Ce livre de grand format contient les paroles – sans les partitions – de cent chansons québécoises ou traditionnelles choisies par Bruno Roy (1943-2010), auteur respecté et spécialiste de la musique d’ici depuis plus de trente ans (souvenons-nous de son excellent Panorama de la chanson au Québec, Leméac, 1977). On y reconnaîtra en ordre chronologique les textes de plusieurs de nos « classiques » : « Quand les hommes vivront d’amour » de Raymond Lévesque, « Sur l’perron », une chanson interprétée par la jeune Dominique Michel, puis « Frédéric » de Claude Léveillée, « Mon pays » de Gilles Vigneault, « La Manic » de Georges Dor, « Lindberg » de Claude Péloquin, interprétée par Robert Charlebois, et plusieurs autres. Je me réjouis de trouver ici les textes de « Marie-Hélène » de Sylvain Lelièvre, de « Mes blues passent pus dans porte » de Pierre Huet pour Gerry Boulet, mais aussi d’indéniables succès de la radio, comme « Quelle belle vie », unique chanson à succès de Gilles Rivard (disparu prématurément), ou encore « Aimes-tu la vie comme moi ? » de Boule Noire. Les transcriptions sont intégrales : « Ça boé de la robine pis ça r’garde les vitrines » (dans « Les pauvres » de Plume Latraverse).
On peut comprendre que c’est la qualité des textes, plus que la musique, l’interprétation ou le succès d’une pièce qui ont servi de critères dans le choix opéré. Ainsi, l’auteur a retenu « La Gaspésienne pure laine » de La Bolduc, et non sa célèbre turlutte « J’ai un bouton su’l bout d’la langue ». Toutefois, la sélection devient discutable après 1965 ; j’aurais certainement inclus « Gens du pays » de Gilles Vigneault, « Qu’est-ce que ça peut ben faire » de Jean-Pierre Ferland et « Si Dieu existe » de Claude Dubois. La musique pop des années 1960 reste un peu négligée ; pourquoi ne pas reconsidérer « Blue jeans sur la plage » de Claude Domingue et Louise Rousseau pour les Hou-Lops ? Une chanson si inoubliable que l’on croirait presque qu’il s’agit d’une traduction d’un succès américain. Et on ne trouve rien ici de Lynda Lemay… Pourquoi cet oubli ? Bruno Roy nous invite par ailleurs à découvrir quelques belles chansons méconnues, comme « Les enfants d’un siècle fou » de Francine Hamelin et Marie-Claire Séguin.

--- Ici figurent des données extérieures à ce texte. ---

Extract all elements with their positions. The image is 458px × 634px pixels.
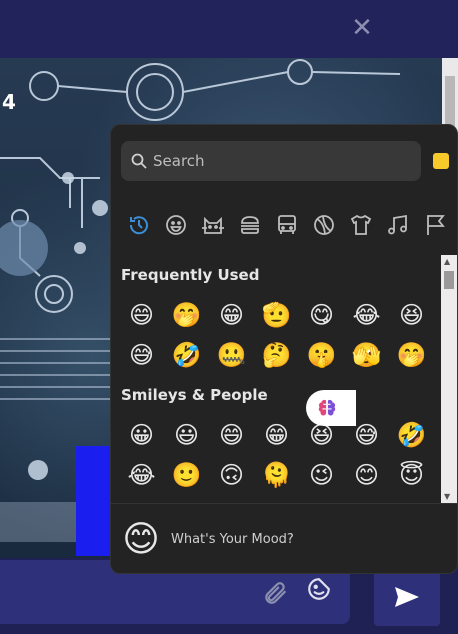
emoji-button[interactable]: 🫡 xyxy=(254,295,299,335)
category-nav xyxy=(125,211,455,241)
emoji-button[interactable]: 🤣 xyxy=(389,415,434,455)
emoji-grid-smileys-people: 😀 😃 😄 😁 😆 😅 🤣 😂 🙂 🙃 🫠 😉 😊 😇 xyxy=(111,415,441,495)
emoji-button[interactable]: 😁 xyxy=(254,415,299,455)
background-number: 4 xyxy=(2,90,16,114)
emoji-button[interactable]: 🤭 xyxy=(389,335,434,375)
emoji-button[interactable]: 😇 xyxy=(389,455,434,495)
emoji-button[interactable]: 😂 xyxy=(344,295,389,335)
bus-icon[interactable] xyxy=(273,211,300,238)
scroll-down-arrow-icon[interactable]: ▼ xyxy=(444,492,450,501)
scroll-up-arrow-icon[interactable]: ▲ xyxy=(444,257,450,266)
picker-scrollbar-thumb[interactable] xyxy=(444,271,454,289)
emoji-button[interactable]: 😂 xyxy=(119,455,164,495)
emoji-button[interactable]: 🤭 xyxy=(164,295,209,335)
emoji-button[interactable]: 😀 xyxy=(119,415,164,455)
top-bar: ✕ xyxy=(0,0,458,58)
burger-icon[interactable] xyxy=(236,211,263,238)
brain-icon xyxy=(318,399,336,416)
paperclip-icon[interactable] xyxy=(262,580,288,606)
emoji-grid-frequently-used: 😄 🤭 😁 🫡 😋 😂 😆 😅 🤣 🤐 🤔 🤫 🫣 🤭 xyxy=(111,295,441,375)
emoji-button[interactable]: 🤐 xyxy=(209,335,254,375)
send-button[interactable] xyxy=(374,568,440,626)
preview-text: What's Your Mood? xyxy=(171,532,294,547)
search-icon xyxy=(131,153,147,169)
emoji-button[interactable]: 😋 xyxy=(299,295,344,335)
emoji-button[interactable]: 😅 xyxy=(119,335,164,375)
emoji-button[interactable]: 🤫 xyxy=(299,335,344,375)
emoji-button[interactable]: 😃 xyxy=(164,415,209,455)
close-icon[interactable]: ✕ xyxy=(348,14,376,42)
emoji-button[interactable]: 😄 xyxy=(209,415,254,455)
emoji-button[interactable]: 🫠 xyxy=(254,455,299,495)
emoji-button[interactable]: 🤔 xyxy=(254,335,299,375)
skin-tone-selector[interactable] xyxy=(433,153,449,169)
emoji-button[interactable]: 😆 xyxy=(389,295,434,335)
music-icon[interactable] xyxy=(384,211,411,238)
smiley-icon[interactable] xyxy=(162,211,189,238)
clock-icon[interactable] xyxy=(125,211,152,238)
search-input[interactable] xyxy=(153,152,403,170)
section-title-frequently-used: Frequently Used xyxy=(121,266,260,284)
send-icon xyxy=(395,587,419,607)
picker-scrollbar[interactable]: ▲ ▼ xyxy=(441,255,457,503)
emoji-button[interactable]: 🙃 xyxy=(209,455,254,495)
emoji-button[interactable]: 😁 xyxy=(209,295,254,335)
emoji-button[interactable]: 🙂 xyxy=(164,455,209,495)
emoji-button[interactable]: 😄 xyxy=(119,295,164,335)
sticker-icon[interactable] xyxy=(306,576,332,602)
section-title-smileys-people: Smileys & People xyxy=(121,386,268,404)
emoji-button[interactable]: 🫣 xyxy=(344,335,389,375)
emoji-button[interactable]: 🤣 xyxy=(164,335,209,375)
flag-icon[interactable] xyxy=(421,211,448,238)
ball-icon[interactable] xyxy=(310,211,337,238)
preview-emoji: 😊 xyxy=(122,518,160,560)
emoji-button[interactable]: 😉 xyxy=(299,455,344,495)
mood-button[interactable] xyxy=(306,390,356,426)
cat-icon[interactable] xyxy=(199,211,226,238)
emoji-button[interactable]: 😊 xyxy=(344,455,389,495)
page-scrollbar-thumb[interactable] xyxy=(445,76,455,126)
picker-footer: 😊 What's Your Mood? xyxy=(111,503,457,573)
emoji-list: Frequently Used 😄 🤭 😁 🫡 😋 😂 😆 😅 🤣 🤐 🤔 🤫 … xyxy=(111,255,441,501)
shirt-icon[interactable] xyxy=(347,211,374,238)
search-box[interactable] xyxy=(121,141,421,181)
emoji-picker: Frequently Used 😄 🤭 😁 🫡 😋 😂 😆 😅 🤣 🤐 🤔 🤫 … xyxy=(110,124,458,574)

Je crois que le principal problème de ce florilège réside dans l’exigence d’équilibre qui demeure implicite dans ce genre d’anthologies : à vouloir représenter équitablement toutes les époques et ne pas accorder trop d’espace à certains paroliers pourtant plus grands que nature, on a mis ici sur le même pied des artistes émergents (regroupés dans les 30 dernières pages) et des pionniers d’envergure internationale, comme les Félix Leclerc, Gilles Vigneault, Robert Charlebois, Jean-Pierre Ferland et Michel Rivard, qui sont restés inégalés. Pour ma part, j’aurais certainement doublé la présence de ces derniers, quitte à restreindre celle accordée à la nouvelle génération.